Chez lui, la femme n’est jamais un objet sexuel, mais plutôt un personnage à poigne, magnant les armes blanches ou les baguettes à l’encontre de toute créature échappée d’un monde lovecraftien acidulé, finissant souvent en sushi.
Vous avez plusieurs pseudonymes : Serge Birault, Papa Ninja, Sergeï Birovsky, maintenant Serge Vandecramps. À un moment il va quand même falloir choisir !
Eh bien, je ne me suis marié qu’une fois, donc je vais garder ce dernier pseudo. Sinon, sur internet, on se trouve des petits surnoms. Suivant les endroits dans le monde, on m’appelle différemment en fait. C’est assez rigolo, en Amérique du Sud, personne n’arrive à prononcer mon nom, donc tout le monde m’appelle Papa Ninja, comme cela au moins c’est clair, c’est vrai que ce surnom-là m’a pas mal suivi. Et puis le nom "Vandecramps" vient de ma femme, qui a pris ce petit pseudonyme, donc je me suis senti obligé de prendre le même.
Tout d’abord, pouvez-vous nous remettre dans le contexte : qui est Dean Yeagle, qui a préfacé votre artbook ?
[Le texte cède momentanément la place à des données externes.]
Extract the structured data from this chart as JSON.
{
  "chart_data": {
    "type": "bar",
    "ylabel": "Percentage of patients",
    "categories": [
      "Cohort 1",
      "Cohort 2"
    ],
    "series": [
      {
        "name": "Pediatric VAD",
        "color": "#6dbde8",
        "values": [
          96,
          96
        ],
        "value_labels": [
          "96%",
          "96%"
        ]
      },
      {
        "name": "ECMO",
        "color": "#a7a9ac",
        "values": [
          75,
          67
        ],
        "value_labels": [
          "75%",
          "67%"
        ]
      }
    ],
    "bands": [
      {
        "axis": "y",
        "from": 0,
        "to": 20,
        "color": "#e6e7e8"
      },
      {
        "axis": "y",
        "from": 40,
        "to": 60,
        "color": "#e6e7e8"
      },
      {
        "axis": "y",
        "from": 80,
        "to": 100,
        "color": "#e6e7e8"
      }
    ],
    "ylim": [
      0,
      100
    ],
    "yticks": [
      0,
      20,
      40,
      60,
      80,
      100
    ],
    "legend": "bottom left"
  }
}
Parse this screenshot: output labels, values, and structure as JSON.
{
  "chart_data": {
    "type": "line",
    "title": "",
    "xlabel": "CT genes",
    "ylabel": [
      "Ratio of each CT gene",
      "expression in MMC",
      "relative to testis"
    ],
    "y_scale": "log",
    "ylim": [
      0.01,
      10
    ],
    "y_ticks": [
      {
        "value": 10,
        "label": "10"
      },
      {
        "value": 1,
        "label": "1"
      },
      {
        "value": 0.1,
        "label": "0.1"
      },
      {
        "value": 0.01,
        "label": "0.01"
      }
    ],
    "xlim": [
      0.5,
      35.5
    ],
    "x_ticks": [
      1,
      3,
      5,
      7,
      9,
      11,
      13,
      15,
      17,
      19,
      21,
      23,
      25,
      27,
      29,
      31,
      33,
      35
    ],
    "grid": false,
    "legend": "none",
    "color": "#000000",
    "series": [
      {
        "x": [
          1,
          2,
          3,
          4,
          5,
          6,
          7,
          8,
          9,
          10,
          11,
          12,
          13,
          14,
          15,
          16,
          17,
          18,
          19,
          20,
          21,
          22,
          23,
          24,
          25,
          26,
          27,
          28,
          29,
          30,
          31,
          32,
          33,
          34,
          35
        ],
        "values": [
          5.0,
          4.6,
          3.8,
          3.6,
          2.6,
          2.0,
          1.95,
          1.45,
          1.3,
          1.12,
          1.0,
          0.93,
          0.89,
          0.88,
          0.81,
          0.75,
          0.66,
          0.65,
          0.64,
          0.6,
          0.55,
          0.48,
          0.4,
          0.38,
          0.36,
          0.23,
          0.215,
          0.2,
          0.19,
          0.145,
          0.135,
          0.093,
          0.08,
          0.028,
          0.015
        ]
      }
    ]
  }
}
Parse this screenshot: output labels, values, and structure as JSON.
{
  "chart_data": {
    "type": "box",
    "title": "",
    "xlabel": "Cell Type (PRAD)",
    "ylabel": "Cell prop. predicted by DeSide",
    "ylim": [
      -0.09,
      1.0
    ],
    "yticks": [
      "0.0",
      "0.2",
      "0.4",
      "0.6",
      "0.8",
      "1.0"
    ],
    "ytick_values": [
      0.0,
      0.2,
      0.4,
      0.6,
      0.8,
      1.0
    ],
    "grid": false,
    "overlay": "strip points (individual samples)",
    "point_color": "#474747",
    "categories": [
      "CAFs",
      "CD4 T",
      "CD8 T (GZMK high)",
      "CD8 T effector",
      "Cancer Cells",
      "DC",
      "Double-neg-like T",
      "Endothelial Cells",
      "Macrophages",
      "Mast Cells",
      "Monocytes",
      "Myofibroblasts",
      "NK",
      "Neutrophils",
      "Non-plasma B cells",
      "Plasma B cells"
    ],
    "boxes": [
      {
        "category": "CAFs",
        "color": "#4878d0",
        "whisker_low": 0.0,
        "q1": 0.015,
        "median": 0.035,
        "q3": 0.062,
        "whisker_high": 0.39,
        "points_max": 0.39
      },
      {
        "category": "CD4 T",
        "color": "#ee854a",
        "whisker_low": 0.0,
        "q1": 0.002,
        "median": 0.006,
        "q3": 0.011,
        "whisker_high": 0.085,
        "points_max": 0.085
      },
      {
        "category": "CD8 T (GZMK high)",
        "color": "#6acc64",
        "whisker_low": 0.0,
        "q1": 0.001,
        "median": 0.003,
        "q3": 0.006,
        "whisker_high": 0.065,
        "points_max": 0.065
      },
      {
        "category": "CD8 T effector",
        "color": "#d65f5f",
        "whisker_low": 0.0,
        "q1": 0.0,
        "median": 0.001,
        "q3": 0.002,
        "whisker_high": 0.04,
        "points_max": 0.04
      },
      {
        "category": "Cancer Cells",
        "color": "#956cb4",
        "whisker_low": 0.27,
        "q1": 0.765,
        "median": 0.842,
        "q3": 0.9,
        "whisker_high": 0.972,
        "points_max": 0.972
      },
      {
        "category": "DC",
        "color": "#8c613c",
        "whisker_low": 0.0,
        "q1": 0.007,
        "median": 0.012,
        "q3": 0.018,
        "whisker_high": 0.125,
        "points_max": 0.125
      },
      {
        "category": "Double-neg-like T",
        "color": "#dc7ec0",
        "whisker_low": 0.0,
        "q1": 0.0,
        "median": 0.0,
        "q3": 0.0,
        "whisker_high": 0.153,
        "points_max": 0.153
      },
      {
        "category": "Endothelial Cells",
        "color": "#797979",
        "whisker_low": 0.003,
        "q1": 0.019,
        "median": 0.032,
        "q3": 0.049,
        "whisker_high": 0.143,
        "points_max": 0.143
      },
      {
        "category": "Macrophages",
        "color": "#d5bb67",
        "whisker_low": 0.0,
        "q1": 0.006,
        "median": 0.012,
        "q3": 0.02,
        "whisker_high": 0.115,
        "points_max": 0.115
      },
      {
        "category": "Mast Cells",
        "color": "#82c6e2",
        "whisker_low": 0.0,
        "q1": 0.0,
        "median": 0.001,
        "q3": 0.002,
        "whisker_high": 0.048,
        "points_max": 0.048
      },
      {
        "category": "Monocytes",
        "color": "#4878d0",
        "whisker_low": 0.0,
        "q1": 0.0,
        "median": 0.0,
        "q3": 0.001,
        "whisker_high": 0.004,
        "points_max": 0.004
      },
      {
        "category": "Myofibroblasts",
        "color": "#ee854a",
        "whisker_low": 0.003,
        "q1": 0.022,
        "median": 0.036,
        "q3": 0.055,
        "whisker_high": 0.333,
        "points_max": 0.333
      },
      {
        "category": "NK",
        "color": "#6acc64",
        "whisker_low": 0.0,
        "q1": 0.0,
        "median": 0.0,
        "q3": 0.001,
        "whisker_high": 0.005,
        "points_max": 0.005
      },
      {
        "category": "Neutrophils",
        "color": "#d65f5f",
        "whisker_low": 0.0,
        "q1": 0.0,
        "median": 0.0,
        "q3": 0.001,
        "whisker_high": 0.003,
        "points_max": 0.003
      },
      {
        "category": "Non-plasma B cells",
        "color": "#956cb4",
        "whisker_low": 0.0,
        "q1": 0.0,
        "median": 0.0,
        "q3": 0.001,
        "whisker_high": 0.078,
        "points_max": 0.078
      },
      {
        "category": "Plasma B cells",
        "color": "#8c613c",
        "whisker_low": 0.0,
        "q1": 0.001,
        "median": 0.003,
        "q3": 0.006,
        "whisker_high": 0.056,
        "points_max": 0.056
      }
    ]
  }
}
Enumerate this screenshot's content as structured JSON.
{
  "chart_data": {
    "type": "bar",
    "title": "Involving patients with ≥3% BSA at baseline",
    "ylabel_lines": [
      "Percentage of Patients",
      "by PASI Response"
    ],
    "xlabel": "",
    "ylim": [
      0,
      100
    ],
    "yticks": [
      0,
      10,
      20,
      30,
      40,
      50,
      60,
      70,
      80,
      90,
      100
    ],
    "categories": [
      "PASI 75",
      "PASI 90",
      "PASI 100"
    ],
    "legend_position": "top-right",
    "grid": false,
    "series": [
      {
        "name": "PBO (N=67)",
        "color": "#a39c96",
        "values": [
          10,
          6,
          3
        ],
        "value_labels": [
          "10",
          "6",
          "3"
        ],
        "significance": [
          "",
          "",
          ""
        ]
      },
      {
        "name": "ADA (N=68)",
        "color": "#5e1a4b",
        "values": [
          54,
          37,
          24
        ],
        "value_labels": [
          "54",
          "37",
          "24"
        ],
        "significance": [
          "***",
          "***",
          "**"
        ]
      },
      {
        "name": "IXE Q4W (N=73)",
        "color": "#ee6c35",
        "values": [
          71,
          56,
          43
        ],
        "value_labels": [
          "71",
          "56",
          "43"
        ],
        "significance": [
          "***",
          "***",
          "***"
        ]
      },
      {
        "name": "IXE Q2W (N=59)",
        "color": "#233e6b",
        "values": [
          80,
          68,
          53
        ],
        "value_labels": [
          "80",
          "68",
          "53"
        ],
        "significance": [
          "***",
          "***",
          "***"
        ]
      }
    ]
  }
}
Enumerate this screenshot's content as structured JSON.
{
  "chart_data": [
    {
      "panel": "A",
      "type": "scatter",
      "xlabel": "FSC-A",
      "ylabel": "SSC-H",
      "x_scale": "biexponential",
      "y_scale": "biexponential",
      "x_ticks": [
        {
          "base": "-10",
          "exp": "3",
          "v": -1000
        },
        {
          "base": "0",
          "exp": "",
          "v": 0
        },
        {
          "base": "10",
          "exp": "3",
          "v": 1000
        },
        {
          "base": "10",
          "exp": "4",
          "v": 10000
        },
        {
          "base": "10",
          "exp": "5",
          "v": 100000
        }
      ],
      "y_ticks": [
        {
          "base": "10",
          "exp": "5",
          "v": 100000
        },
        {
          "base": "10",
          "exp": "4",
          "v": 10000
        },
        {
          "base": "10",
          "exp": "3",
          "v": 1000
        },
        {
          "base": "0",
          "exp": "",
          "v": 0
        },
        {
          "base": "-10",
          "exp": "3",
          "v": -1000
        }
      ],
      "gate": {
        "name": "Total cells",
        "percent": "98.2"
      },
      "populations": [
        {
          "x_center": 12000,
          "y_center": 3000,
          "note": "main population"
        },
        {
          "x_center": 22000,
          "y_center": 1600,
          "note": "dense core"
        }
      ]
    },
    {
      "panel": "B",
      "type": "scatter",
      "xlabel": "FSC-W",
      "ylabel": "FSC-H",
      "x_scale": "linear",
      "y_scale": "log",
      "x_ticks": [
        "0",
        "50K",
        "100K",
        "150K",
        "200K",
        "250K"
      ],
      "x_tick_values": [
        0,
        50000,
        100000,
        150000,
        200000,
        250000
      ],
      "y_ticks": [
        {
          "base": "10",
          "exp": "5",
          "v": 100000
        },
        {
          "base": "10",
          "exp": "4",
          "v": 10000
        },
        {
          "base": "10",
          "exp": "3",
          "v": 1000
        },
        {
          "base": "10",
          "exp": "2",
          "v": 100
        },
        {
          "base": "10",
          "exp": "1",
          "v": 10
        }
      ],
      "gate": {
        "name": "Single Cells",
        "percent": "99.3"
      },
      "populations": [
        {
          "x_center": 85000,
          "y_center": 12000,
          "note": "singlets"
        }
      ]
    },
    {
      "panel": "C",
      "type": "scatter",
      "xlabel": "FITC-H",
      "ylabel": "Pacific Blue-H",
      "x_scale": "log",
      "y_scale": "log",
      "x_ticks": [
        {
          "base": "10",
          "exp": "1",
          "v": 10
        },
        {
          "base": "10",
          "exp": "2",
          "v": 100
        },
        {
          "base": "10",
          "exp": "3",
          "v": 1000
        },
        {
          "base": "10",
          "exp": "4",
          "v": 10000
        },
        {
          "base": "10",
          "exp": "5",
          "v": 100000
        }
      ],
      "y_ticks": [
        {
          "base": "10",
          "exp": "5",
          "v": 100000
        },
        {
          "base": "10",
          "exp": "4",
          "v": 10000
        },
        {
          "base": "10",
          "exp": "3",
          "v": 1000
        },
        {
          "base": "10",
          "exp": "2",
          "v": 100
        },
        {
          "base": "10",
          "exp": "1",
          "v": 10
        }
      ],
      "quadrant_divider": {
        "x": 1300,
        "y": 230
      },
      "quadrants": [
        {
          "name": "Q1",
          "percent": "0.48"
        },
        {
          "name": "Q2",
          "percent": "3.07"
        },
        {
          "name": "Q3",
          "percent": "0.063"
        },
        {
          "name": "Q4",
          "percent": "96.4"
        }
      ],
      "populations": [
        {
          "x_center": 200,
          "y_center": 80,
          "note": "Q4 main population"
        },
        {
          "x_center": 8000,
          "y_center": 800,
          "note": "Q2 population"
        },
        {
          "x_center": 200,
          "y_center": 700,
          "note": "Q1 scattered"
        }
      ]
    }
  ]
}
C’est un illustrateur qui, pendant très longtemps, a travaillé pour Playboy, et qui a créé un personnage emblématique de cette période-là, qui s’appelle Mandy, et qui à côté de cela, est un gars absolument charmant, génial, tendre, affectueux, super généreux (rires)... En fait, il m’avait envoyé un message il y a quelques années, qui disait : "J’aime beaucoup ce que tu fais, cela correspondrait bien à Playboy..." Il a essayé de me pistonner pour bosser pour Playboy aux États-Unis, cela ne s’est pas fait. Mais depuis plusieurs années, nous papotons toutes les semaines par mail. Il suit donc ce que je fais, et reste une de mes principales influences. Il a donc très gentiment accepté d’écrire ma préface. À la base c’est Maëster qui devait l’écrire, mais celui-ci était un peu occupé, il m’a dit quelques semaines avant : "Désolé, Serge, je n’ai pas le temps", et Dean me l’a écrite dans la journée, donc je n’ai pas perdu au change. Maëster a un emploi du temps très rock’n roll en ce moment, je m’entends très bien avec lui, il n’y a pas de problème, c’est aussi quelqu’un de très gentil à la base. Mais c’est vrai que j’ai du bol, parce qu’à part Hajime Sorayama, car il est plus difficile d’entrer en contact avec des japonais, mais cela va peut-être se faire cette année, j’ai rencontré à peu près toutes mes idoles de jeunesse, et cela se passe très bien avec eux, donc c’est cool !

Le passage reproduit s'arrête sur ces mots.